Except to say this: The Biden administration and Congress have an obligation do everything they can to overcome all the bureaucratic obstacles and business-as-usual procedures, and to get as many Afghans as possible out to safety. This does not mean only those on the Special Immigrant Visas list. And if this means maintaining a military presence for more days than currently planned, or, for example, using the military to clear roads to the airport, we should do so.
And I’ll add this: Serious people in government and outside government also have an obligation to begin thinking about how to mitigate the horrors that will take place within Afghanistan, and also to mitigate the damage not just to American foreign policy but to the cause of all who defend or seek freedom anywhere in the world.
Otherwise, for someone like me who’s more of a reader than a writer, my mind goes to the words of others. In this case, it goes to a few passages from one of Churchill’s greatest speeches. I’ve always thought it may be a greater speech than his prime ministerial speeches, because here he stood almost alone, against his own party but not really in accord with the other one, defending an unpopular and (for the time being at least) losing position. The speech is the one he delivered in the House of Commons on October 5, 1938, after Neville Chamberlain’s return from Munich with an agreement allowing Hitler to carve up Czechoslovakia. You can read the speech here.

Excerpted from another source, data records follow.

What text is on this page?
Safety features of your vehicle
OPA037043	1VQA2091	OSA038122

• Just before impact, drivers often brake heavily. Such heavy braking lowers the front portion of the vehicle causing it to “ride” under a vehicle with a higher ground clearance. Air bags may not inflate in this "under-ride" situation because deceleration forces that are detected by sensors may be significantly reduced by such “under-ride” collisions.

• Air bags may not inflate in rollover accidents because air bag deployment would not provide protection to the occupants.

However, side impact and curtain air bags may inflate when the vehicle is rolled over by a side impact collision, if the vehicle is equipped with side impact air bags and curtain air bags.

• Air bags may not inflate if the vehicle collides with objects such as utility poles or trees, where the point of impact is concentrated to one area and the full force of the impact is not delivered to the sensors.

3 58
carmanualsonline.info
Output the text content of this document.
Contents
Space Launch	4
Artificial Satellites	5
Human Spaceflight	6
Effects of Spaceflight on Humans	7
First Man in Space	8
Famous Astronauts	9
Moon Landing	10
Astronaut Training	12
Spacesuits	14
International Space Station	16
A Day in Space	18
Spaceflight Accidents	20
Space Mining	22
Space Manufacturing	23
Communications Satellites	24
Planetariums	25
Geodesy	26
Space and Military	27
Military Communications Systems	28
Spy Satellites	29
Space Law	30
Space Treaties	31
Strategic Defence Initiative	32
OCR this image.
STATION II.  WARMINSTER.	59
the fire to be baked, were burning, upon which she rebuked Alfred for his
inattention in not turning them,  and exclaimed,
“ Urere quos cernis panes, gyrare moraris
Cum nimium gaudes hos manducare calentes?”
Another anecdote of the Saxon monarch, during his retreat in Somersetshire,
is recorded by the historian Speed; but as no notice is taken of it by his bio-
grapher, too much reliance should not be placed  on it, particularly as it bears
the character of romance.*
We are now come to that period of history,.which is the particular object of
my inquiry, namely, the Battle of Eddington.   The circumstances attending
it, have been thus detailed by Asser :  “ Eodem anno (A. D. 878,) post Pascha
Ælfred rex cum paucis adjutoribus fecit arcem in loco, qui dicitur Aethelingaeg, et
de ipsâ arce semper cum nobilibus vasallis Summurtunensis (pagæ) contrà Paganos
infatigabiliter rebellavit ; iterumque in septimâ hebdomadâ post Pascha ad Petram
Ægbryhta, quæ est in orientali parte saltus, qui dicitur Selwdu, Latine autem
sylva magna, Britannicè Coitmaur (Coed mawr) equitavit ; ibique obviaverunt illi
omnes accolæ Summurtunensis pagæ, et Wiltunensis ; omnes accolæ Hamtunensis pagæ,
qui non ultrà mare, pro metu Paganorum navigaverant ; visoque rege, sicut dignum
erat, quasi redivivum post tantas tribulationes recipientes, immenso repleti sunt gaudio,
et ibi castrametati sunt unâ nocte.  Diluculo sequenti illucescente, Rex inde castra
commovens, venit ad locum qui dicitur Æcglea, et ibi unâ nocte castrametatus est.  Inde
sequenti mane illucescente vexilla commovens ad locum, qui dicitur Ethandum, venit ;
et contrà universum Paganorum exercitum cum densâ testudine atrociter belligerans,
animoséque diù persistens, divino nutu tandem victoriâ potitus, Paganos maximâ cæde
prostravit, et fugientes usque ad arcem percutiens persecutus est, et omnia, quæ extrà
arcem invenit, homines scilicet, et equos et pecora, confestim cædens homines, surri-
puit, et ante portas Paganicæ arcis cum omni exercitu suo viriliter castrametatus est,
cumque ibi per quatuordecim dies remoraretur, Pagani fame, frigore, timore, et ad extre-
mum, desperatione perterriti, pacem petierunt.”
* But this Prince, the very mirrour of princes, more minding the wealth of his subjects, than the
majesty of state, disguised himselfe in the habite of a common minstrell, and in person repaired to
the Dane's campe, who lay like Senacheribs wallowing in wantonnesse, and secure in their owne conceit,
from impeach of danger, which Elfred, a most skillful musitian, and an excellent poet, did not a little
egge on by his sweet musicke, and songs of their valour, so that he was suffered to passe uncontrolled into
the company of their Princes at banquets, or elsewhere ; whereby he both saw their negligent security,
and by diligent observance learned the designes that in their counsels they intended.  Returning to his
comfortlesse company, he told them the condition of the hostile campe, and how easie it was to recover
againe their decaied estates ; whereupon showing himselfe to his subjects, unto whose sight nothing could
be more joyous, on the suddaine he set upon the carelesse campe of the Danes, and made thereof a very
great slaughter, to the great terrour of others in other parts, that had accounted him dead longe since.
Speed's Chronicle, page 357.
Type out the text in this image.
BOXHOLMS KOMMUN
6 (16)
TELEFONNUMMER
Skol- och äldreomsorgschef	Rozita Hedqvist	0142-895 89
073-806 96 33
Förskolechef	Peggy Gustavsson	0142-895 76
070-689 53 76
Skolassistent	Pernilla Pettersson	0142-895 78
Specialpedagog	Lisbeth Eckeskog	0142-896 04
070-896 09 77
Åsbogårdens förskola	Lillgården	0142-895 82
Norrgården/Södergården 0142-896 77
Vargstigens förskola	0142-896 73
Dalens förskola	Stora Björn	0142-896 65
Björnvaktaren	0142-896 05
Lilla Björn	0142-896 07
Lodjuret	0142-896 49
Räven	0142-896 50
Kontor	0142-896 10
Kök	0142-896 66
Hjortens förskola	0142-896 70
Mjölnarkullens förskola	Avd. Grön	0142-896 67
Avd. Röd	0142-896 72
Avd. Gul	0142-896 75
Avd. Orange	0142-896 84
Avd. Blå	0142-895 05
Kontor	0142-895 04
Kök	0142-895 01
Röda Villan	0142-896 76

Four passages keep coming to mind, which, I’m afraid—with all the necessary mutatis mutandis-type caveats—speak to the current moment.
1. “I am sure it is much better to say exactly what we think about public affairs, and this is certainly not the time when it is worth anyone’s while to court political popularity. . . . I will begin by saying what everybody would like to ignore or forget but which must nevertheless be stated, namely, that we have sustained a total and unmitigated defeat.”
It is striking how many today can’t help but use the tragedy we’re witnessing in Afghanistan to court political popularity, by appealing to their own party or simply blaming the other. And it is striking how many today also seek to ignore what has really happened.
We should tell the truth. And the truth is that our Afghanistan exit is a “total and unmitigated defeat.”
2. “All is over. Silent, mournful, abandoned, broken, Czechoslovakia recedes into the darkness.”
As does Afghanistan—though of course things will likely not be silent in Afghanistan: The Taliban’s reprisals against Afghans who worked with America and the West, and who supported the Afghan government, will be bloody and terrible.
Czechoslovakia didn’t really emerge from the darkness for 50 years. Let us hope—let us work to see that—Afghanistan does so far, far sooner.
3. “I do not grudge our loyal, brave people, who were ready to do their duty no matter what the cost, who never flinched under the strain of last week—I do not grudge them the natural, spontaneous outburst of joy and relief when they learned that the hard ordeal would no longer be required of them at the moment; but they should know the truth.”
Similarly, one should not grudge the American people a sense of relief to be rid of a war of twenty years. But they should know the truth. What has happened this August is a stain on American honor, a defeat for American interests, and a retreat that makes our future more dangerous.
4. “And do not suppose that this is the end. This is only the beginning of the reckoning. This is only the first sip, the first foretaste of a bitter cup which will be proffered to us year by year unless by a supreme recovery of moral health and martial vigour, we arise again and take our stand for freedom as in the olden time.”
This great peroration speaks for itself.